JAY – Some children were working on laptop computers while others tested robots their team built out of LEGOs or rehearsed their presentation for Monday’s community night at the middle school.
There are three middle school LEGO League teams of eight students who will compete on Saturday, Dec. 9, at Jay High School against 22 other schools in the Southern Maine LEGO League competition for a chance to compete at the state level and go onto the LEGO League International competition.
The Jay teams will first present their projects to the community at 6 p.m.

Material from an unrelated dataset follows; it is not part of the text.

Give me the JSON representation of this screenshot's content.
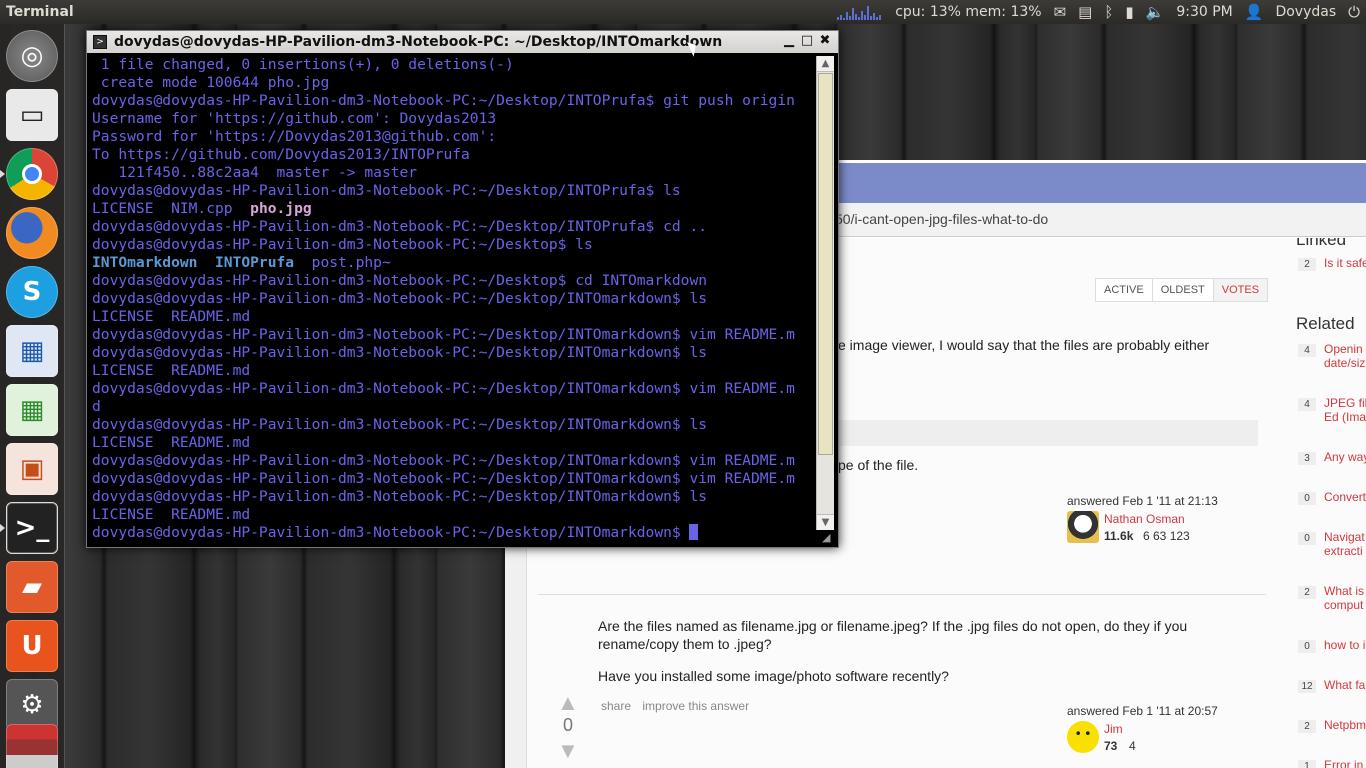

Monday, Dec. 4, at the middle school cafeteria.
Coach Rob Taylor shared his time with all the teams, Secret Ninjas, Fighting Nanobots, and Robo Monkeys, as he answered questions and gave advice to improve presentations after school Wednesday.
The kids have been working since the first week of school on Monday evenings and Wednesdays after school.
Each year the LEGO League International Competition chooses a theme and this year is nano-technology, Taylor said.
“It is the science of building devices that are incredibly small,” he said.
Nano means one-billionth, he added.
There are two parts to the project: the research and the robotics mission.
Team members have to research aspects of nano-technology to try to develop improvements or new uses, he said.
The Robo Monkeys are researching and developing body armor for police using nano-technology, Taylor said.
Secret Ninjas are working on a new kind of fabric, nanotex, that is treated at the molecular level and they want to take that technology and make a hair care product that’s stain, water and static resistant.
The Fighting Nanobots are using carbon nanotubes to cure emphysema.
In the robotics competition all the elements are on the LEGO table and they all represent real-world application of nano-technology, Taylor said.
They’ve all been given a mission to build, design and program a robot with a LEGO Mind Storm Kit that all competitors use.
This year, Jay has received support from the Gear-Up program at the University of Maine at Farmington as well as an assistant coach, Devon Henegar.
It was a challenge at first, Taylor said, to get the fifth- through eighth-grade students to understand the concept of nano-technology and get them to envision things on such a small scale.
Robo Monkeys members were gathered around the LEGO table running through a mission.
Erik Taylor, the coach’s son, said that their robot is designed to do two missions – one is to push a pizza molecule on to the face of the robot embedded in the table. Corey Ridley said the idea is so the robot can smell them, touch them and taste them.
In the second mission, Austin Couture said, the robot has to move a bucky ball from the base to a bone in the robot’s arm.
The bucky ball is made of little atoms, Scottie Hall said.
Erik Taylor said the ball is full of medication for chemotherapy to heal the robot’s cancer.
Over in a corner of the classroom, Bethany Moore, a member of the Secret Ninjas was working on a laptop doing research as team members hovered around.
“We’re going to make a hair spray or shampoo that would repel electricity and wetness so hair doesn’t get the frizzies,” she said.